La potestà ricorsuale per impugnare l'aggiudicazione della commessa alla CO 1

(art. 15 cpv. 1bis lett. e CIAP) potrà esserle invece riconosciuta solo in caso

di accoglimento del ricorso rivolto contro la decisione di esclusione (STA

52.2010.11 del 15 marzo 2010). Con questa precisazione il gravame, tempestivo

(art. 15 cpv. 2 CIAP), è dunque

ricevibile in ordine.

1.2. Il giudizio può essere emanato sulla base delle tavole processuali, senza

procedere ad accertamenti istruttori (art. 25 cpv. 1 LPAmm). Il carteggio

completo concernente il concorso prodotto dal committente e l'ulteriore

documentazione esibita dalle parti con le memorie scritte bastano per statuire

sull'impugnativa con cognizione di causa. I fatti decisivi sono noti.

Considerandi

2.

In materia di commesse pubbliche

il ricorso al Tribunale cantonale amministrativo è proponibile contro la

violazione del diritto, compreso l'abuso e l'eccesso del potere di

apprezzamento, e l'accertamento errato o incompleto di fatti giuridicamente rilevanti (cfr. art. 16 cpv. 1 CIAP).

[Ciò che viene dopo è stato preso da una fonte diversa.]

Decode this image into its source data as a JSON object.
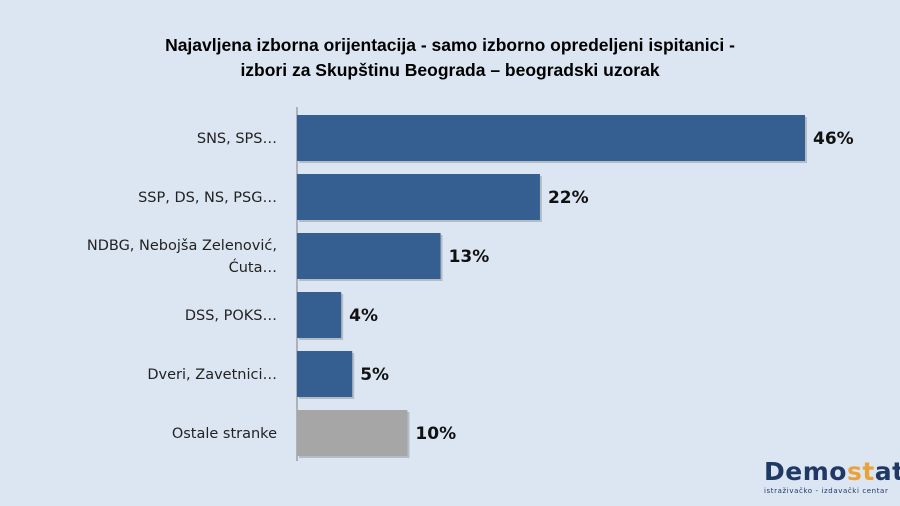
{
  "chart_data": {
    "type": "bar",
    "orientation": "horizontal",
    "title_line1": "Najavljena izborna orijentacija  - samo izborno opredeljeni ispitanici -",
    "title_line2": "izbori za Skupštinu Beograda – beogradski uzorak",
    "categories": [
      [
        "SNS, SPS…"
      ],
      [
        "SSP, DS, NS, PSG…"
      ],
      [
        "NDBG, Nebojša Zelenović,",
        "Ćuta…"
      ],
      [
        "DSS, POKS…"
      ],
      [
        "Dveri, Zavetnici…"
      ],
      [
        "Ostale stranke"
      ]
    ],
    "values": [
      46,
      22,
      13,
      4,
      5,
      10
    ],
    "value_labels": [
      "46%",
      "22%",
      "13%",
      "4%",
      "5%",
      "10%"
    ],
    "xlim": [
      0,
      46
    ],
    "colors": [
      "#365f91",
      "#365f91",
      "#365f91",
      "#365f91",
      "#365f91",
      "#a6a6a6"
    ],
    "grid": false,
    "legend": "none"
  },
  "logo": {
    "part1": "Demo",
    "part2": "st",
    "part3": "at",
    "tagline": "istraživačko - izdavački  centar"
  }
}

Il controllo dell'apprezzamento da parte di questo Tribunale non è quindi

illimitato, ma circoscritto alla verifica che l'autorità decidente non abbia

travalicato i limiti del potere discrezionale riservatole dalla legge o l'abbia

esercitato in spregio dei principi generali del diritto. L'autorità di ricorso

deve in particolare evitare di sostituire il proprio apprezzamento a quello

della precedente istanza, limitandosi a censurare quelle decisioni che

integrano gli estremi di una violazione del diritto sotto il profilo

dell'eccesso o dell'abuso di potere. Ipotesi, quest'ultima, che si verifica

unicamente nei casi in cui la decisione appare insostenibile, siccome priva di

giustificazioni oggettive, fondata su considerazioni

estranee o altrimenti lesiva dei principi fondamentali del diritto,

segnatamente di quelli riferiti alla parità di trattamento o alla

proporzionalità (cfr. DTF 104 Ia 206; RDAT I-1994 n. 34; STA 52.2017.105 del 26

settembre 2017 consid. 3, 52.2015.239

del 4 agosto 2015 consid. 2; Marco

Borghi/Guido Corti, Compendio di procedura amministrativa ticinese,

Lugano 1997, n. 2d ad art. 61; Adelio

Scolari, Diritto amministrativo, parte generale, 2. ed., Bellinzona

2002, n. 407 seg.).

3.

3.1. L'art. 35a

RLCPubb/CIAP, in vigore dal 1° gennaio 2020, assicura l'indipendenza e

l'imparzialità di autorità con potere decisionale. La norma elenca una serie di

condizioni, date le quali è fatto divieto al committente e ai suoi consulenti e

ausiliari di partecipare alla procedura di aggiudicazione, ossia (cpv. 1):

a) hanno

un interesse personale immediato a una commessa;

b) sono

il coniuge o il partner registrato di un offerente o dei suoi organi o formano

una coppia di fatto;

c) sono

parenti o affini dell'offerente o dei suoi organi in linea diretta o fino al

terzo grado in linea collaterale;

d) operano

come rappresentanti dell'offerente o hanno operato nella medesima operazione

per un offerente; oppure

e) non

dispongono a motivo di altre circostanze dell'indipendenza necessaria all'esecuzione

di commesse pubbliche.

La richiesta di ricusa,

prosegue il cpv. 2, deve essere presentata immediatamente dopo la scoperta

del motivo di ricusa.

3.2

La censura di

violazione dell'art. 35a cpv.1 lett. e RLCPubb/

CIAP è tardiva. Come rettamente rilevato dal committente, al più tardi durante

la seduta di apertura delle offerte, alla quale hanno presenziato anche i

rappresentanti della ricorrente, essa è venuta a conoscenza dell'offerta della CO

1, diretta da M__________. A quel momento le sarebbe bastato incrociare due

ricerche in internet, come del resto ha fatto per l'inoltro del ricorso (doc.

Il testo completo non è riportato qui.